Si l’on en croit nos sources, tout aurait commencé samedi dans le quartier de Gouraincourt à Longwy. Des jeunes s’affrontent, la situation dégénère à tel point qu’un jeune homme finit dans le coma. Brûlée à l’essence, la victime n’est pas la seule à présenter des blessures graves: un jeune finit avec les tibias fracturés tandis qu’un autre a les jambes sévèrement brûlées.

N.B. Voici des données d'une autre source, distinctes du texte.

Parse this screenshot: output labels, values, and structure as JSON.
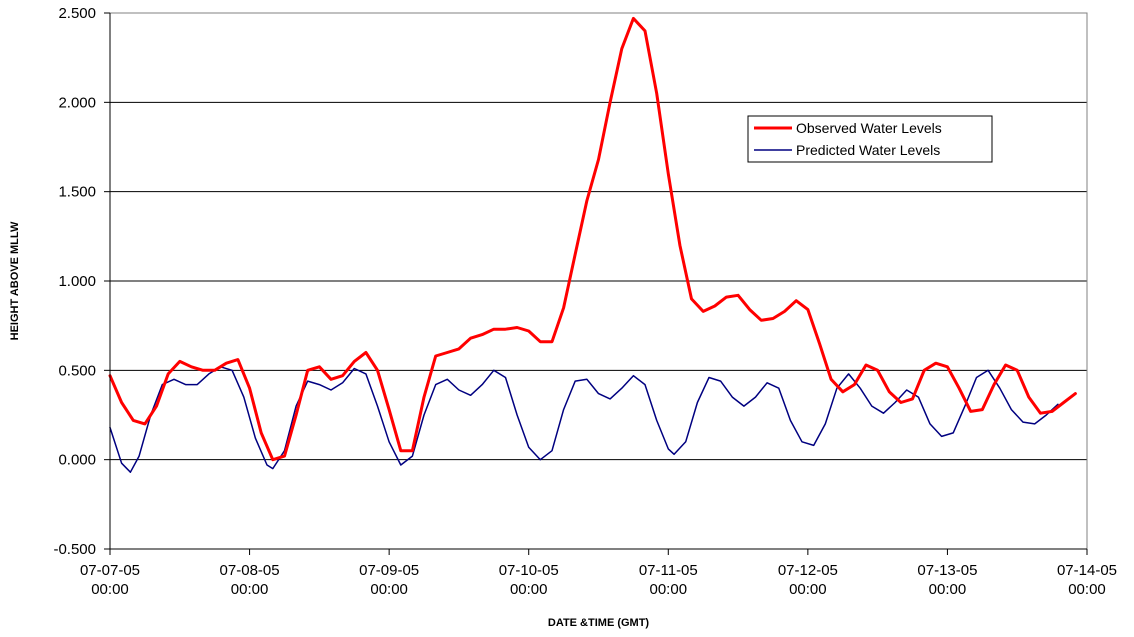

En tout, ils seront plus d’une dizaine à être blessés.
Puis viennent ce que nos sources considèrent comme “des représailles”. Dans la nuit de dimanche à lundi, une quinzaine de voitures et un poids lourd sont incendiés dans les rues de Longlaville et de Longwy. A chaque fois que les pompiers éteignent un incendie, un autre commence. Ils interviennent pendant plus de cinq heures avant que la situation ne revienne à la normale.
Vint ensuite le moment pour nous de confirmer le lien entre la rixe qui a eu lieu samedi et les incendies de la nuit de dimanche à lundi. Une tâche qui s’est révélée presque impossible. Mairies, polices, préfectures: personne n’a voulu commenter les violents incidents du week-end.

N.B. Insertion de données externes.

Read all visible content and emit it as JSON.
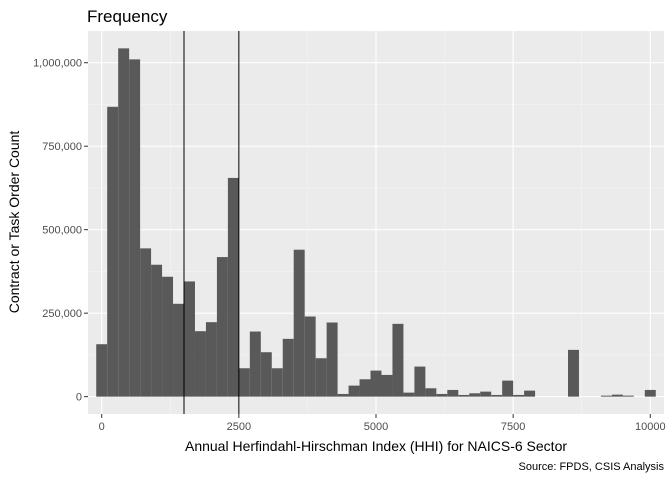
{
  "chart_data": {
    "type": "bar",
    "subtype": "histogram",
    "title": "Frequency",
    "xlabel": "Annual Herfindahl-Hirschman Index (HHI) for NAICS-6 Sector",
    "ylabel": "Contract or Task Order Count",
    "caption": "Source: FPDS, CSIS Analysis",
    "xlim": [
      -250,
      10250
    ],
    "ylim": [
      -52000,
      1095000
    ],
    "bin_width": 200,
    "bin_centers": [
      0,
      200,
      400,
      600,
      800,
      1000,
      1200,
      1400,
      1600,
      1800,
      2000,
      2200,
      2400,
      2600,
      2800,
      3000,
      3200,
      3400,
      3600,
      3800,
      4000,
      4200,
      4400,
      4600,
      4800,
      5000,
      5200,
      5400,
      5600,
      5800,
      6000,
      6200,
      6400,
      6600,
      6800,
      7000,
      7200,
      7400,
      7600,
      7800,
      8000,
      8200,
      8400,
      8600,
      8800,
      9000,
      9200,
      9400,
      9600,
      9800,
      10000
    ],
    "values": [
      157000,
      868000,
      1043000,
      1010000,
      444000,
      395000,
      359000,
      278000,
      345000,
      196000,
      223000,
      418000,
      655000,
      85000,
      195000,
      133000,
      85000,
      173000,
      440000,
      240000,
      115000,
      222000,
      8000,
      33000,
      52000,
      78000,
      65000,
      218000,
      12000,
      90000,
      25000,
      8000,
      20000,
      5000,
      10000,
      15000,
      5000,
      48000,
      5000,
      18000,
      0,
      0,
      0,
      140000,
      0,
      0,
      3000,
      6000,
      3000,
      0,
      20000
    ],
    "reference_lines_x": [
      1500,
      2500
    ],
    "x_ticks": [
      0,
      2500,
      5000,
      7500,
      10000
    ],
    "x_tick_labels": [
      "0",
      "2500",
      "5000",
      "7500",
      "10000"
    ],
    "y_ticks": [
      0,
      250000,
      500000,
      750000,
      1000000
    ],
    "y_tick_labels": [
      "0",
      "250,000",
      "500,000",
      "750,000",
      "1,000,000"
    ],
    "grid": true,
    "colors": {
      "panel": "#ebebeb",
      "grid_major": "#ffffff",
      "bar": "#595959",
      "reference_line": "#000000"
    }
  }
}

Pourtant, les témoignages pleuvent sur les réseaux sociaux et si les autorités n’ont pas daigné confirmer le lien entre ces incidents, les riverains n’en démordent pas. Un résident, qui a préféré garder l’anonymat, affirme que les voitures ont été incendiées par les mêmes jeunes qui se sont affrontés dans la nuit de samedi. Des “représailles” aux violences qui ont choqué toute la région ce week-end.

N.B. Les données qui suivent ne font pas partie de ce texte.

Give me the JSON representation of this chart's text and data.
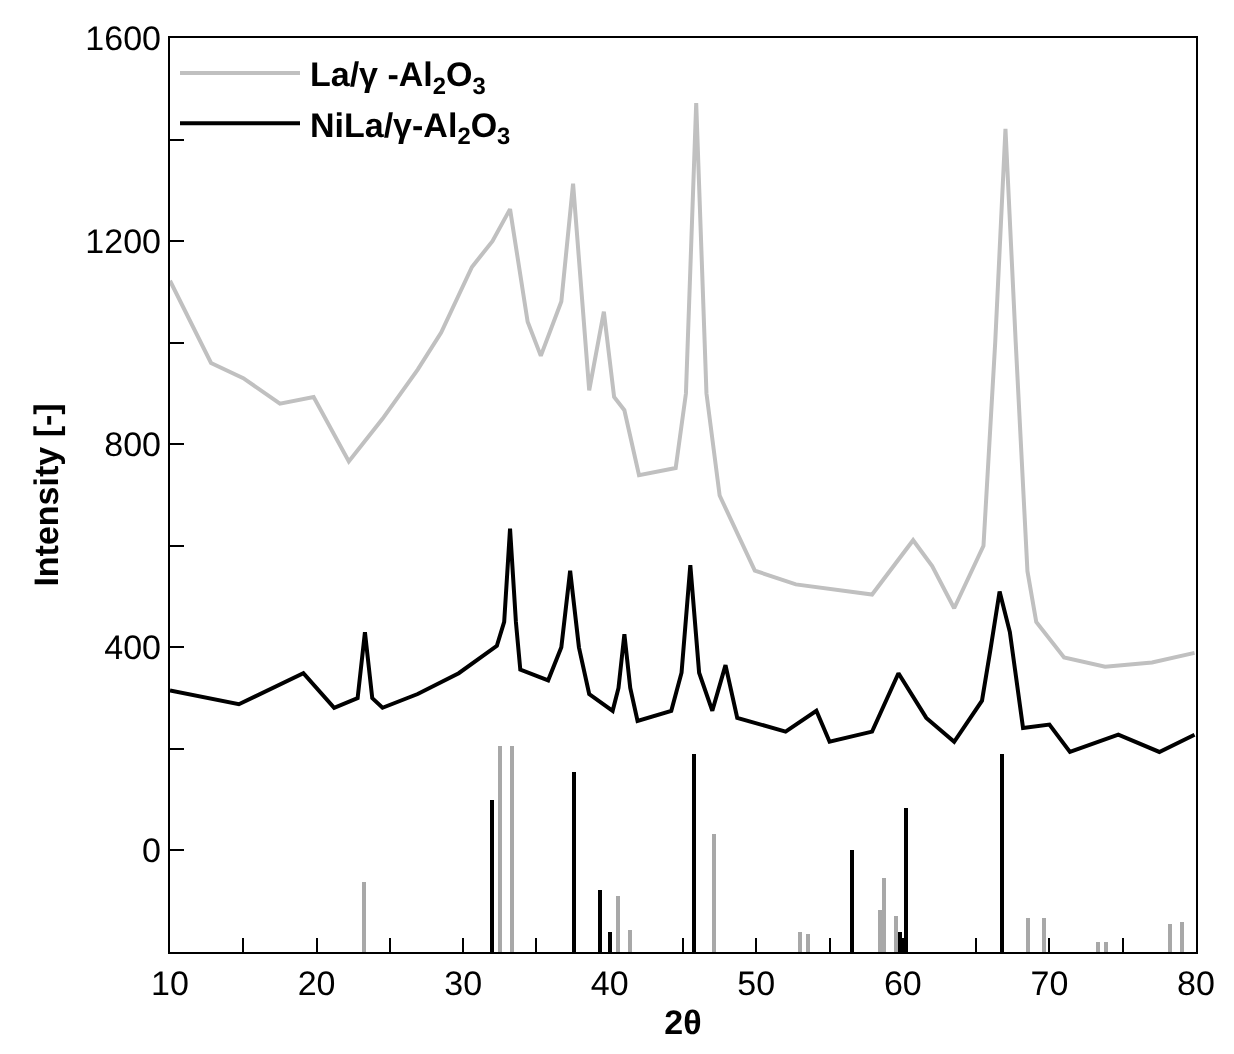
{
  "chart_data": {
    "type": "line",
    "xlabel": "2θ",
    "ylabel": "Intensity [-]",
    "xlim": [
      10,
      80
    ],
    "ylim": [
      -200,
      1600
    ],
    "xticks": [
      10,
      {
        "value": 15,
        "label": null
      },
      20,
      {
        "value": 25,
        "label": null
      },
      30,
      {
        "value": 35,
        "label": null
      },
      40,
      {
        "value": 45,
        "label": null
      },
      50,
      {
        "value": 55,
        "label": null
      },
      60,
      {
        "value": 65,
        "label": null
      },
      70,
      {
        "value": 75,
        "label": null
      },
      80
    ],
    "yticks": [
      {
        "value": -200,
        "label": null
      },
      0,
      {
        "value": 200,
        "label": null
      },
      400,
      {
        "value": 600,
        "label": null
      },
      800,
      {
        "value": 1000,
        "label": null
      },
      1200,
      {
        "value": 1400,
        "label": null
      },
      1600
    ],
    "grid": false,
    "legend": "top left",
    "marker": "none",
    "line_style": "solid",
    "series": [
      {
        "name": "La/γ -Al$_{2}$O$_{3}$",
        "color": "#c0c0c0",
        "x": [
          10,
          12.8,
          15,
          17.5,
          19.8,
          22.2,
          24.5,
          26.9,
          28.5,
          30.6,
          32,
          33.2,
          34.4,
          35.3,
          36.7,
          37.5,
          38.6,
          39.6,
          40.3,
          41,
          42,
          44.5,
          45.2,
          45.9,
          46.6,
          47.5,
          49.9,
          52.7,
          57.9,
          60.7,
          62,
          63.5,
          65.5,
          66.3,
          67,
          67.7,
          68.5,
          69.1,
          71,
          73.8,
          77,
          79.9
        ],
        "values": [
          1122,
          960,
          930,
          880,
          893,
          766,
          850,
          947,
          1020,
          1149,
          1200,
          1263,
          1041,
          974,
          1081,
          1313,
          906,
          1061,
          893,
          867,
          739,
          753,
          900,
          1472,
          900,
          699,
          551,
          524,
          504,
          611,
          560,
          477,
          600,
          1000,
          1421,
          1000,
          550,
          450,
          380,
          362,
          370,
          389
        ]
      },
      {
        "name": "NiLa/γ-Al$_{2}$O$_{3}$",
        "color": "#000000",
        "x": [
          10,
          14.7,
          19.1,
          21.2,
          22.8,
          23.3,
          23.8,
          24.5,
          26.9,
          29.7,
          32.3,
          32.8,
          33.2,
          33.6,
          33.9,
          35.8,
          36.7,
          37.3,
          37.9,
          38.6,
          40.2,
          40.6,
          41.0,
          41.4,
          41.9,
          44.2,
          44.9,
          45.5,
          46.1,
          47.0,
          47.9,
          48.7,
          52.0,
          54.1,
          55.0,
          57.9,
          59.7,
          61.6,
          63.5,
          65.4,
          66.0,
          66.6,
          67.3,
          68.2,
          70.0,
          71.4,
          74.7,
          77.5,
          79.9
        ],
        "values": [
          315,
          288,
          349,
          281,
          300,
          430,
          300,
          281,
          308,
          349,
          403,
          450,
          634,
          450,
          356,
          335,
          400,
          551,
          400,
          308,
          275,
          320,
          426,
          320,
          255,
          275,
          350,
          562,
          350,
          275,
          365,
          261,
          234,
          275,
          214,
          234,
          349,
          261,
          214,
          295,
          400,
          510,
          430,
          241,
          248,
          194,
          228,
          194,
          228
        ]
      },
      {
        "color": "#a8a8a8",
        "type": "bar",
        "x": [
          23.3,
          32.6,
          33.4,
          40.6,
          41.4,
          47.2,
          53.0,
          53.5,
          58.4,
          58.7,
          59.5,
          68.6,
          69.6,
          73.4,
          73.9,
          78.3,
          79.0
        ],
        "base": [
          -200,
          -200,
          -200,
          -200,
          -200,
          -200,
          -200,
          -200,
          -200,
          -200,
          -200,
          -200,
          -200,
          -200,
          -200,
          -200,
          -200
        ],
        "values": [
          138,
          405,
          405,
          109,
          44,
          232,
          38,
          34,
          82,
          145,
          70,
          66,
          66,
          21,
          21,
          55,
          60
        ]
      },
      {
        "color": "#000000",
        "type": "bar",
        "x": [
          32.0,
          37.6,
          39.4,
          40.0,
          45.8,
          56.6,
          59.8,
          60.3,
          66.8
        ],
        "base": [
          -200,
          -200,
          -200,
          -200,
          -200,
          -200,
          -200,
          -200,
          -200
        ],
        "values": [
          298,
          353,
          124,
          39,
          388,
          200,
          39,
          283,
          388
        ]
      }
    ]
  }
}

Mardi matin, nous avons pu contacter une des personnes dont le véhicule a été incendié lundi et celle-ci nous a assuré que le maire de Longlaville l’avait contactée “pour exprimer sa sympathie” et pour lui confirmer que quatre arrestations avaient été effectuées.
Une information confirmée par nos confrères du Républicain Lorrain qui expliquent que quatre jeunes originaires du bassin de Longwy auraient été arrêtés après avoir forcé un contrôle de police lundi. Ils assurent également que les autorités locales ont lancé un appel à témoins pour lequel l’anonymat peut être conservé.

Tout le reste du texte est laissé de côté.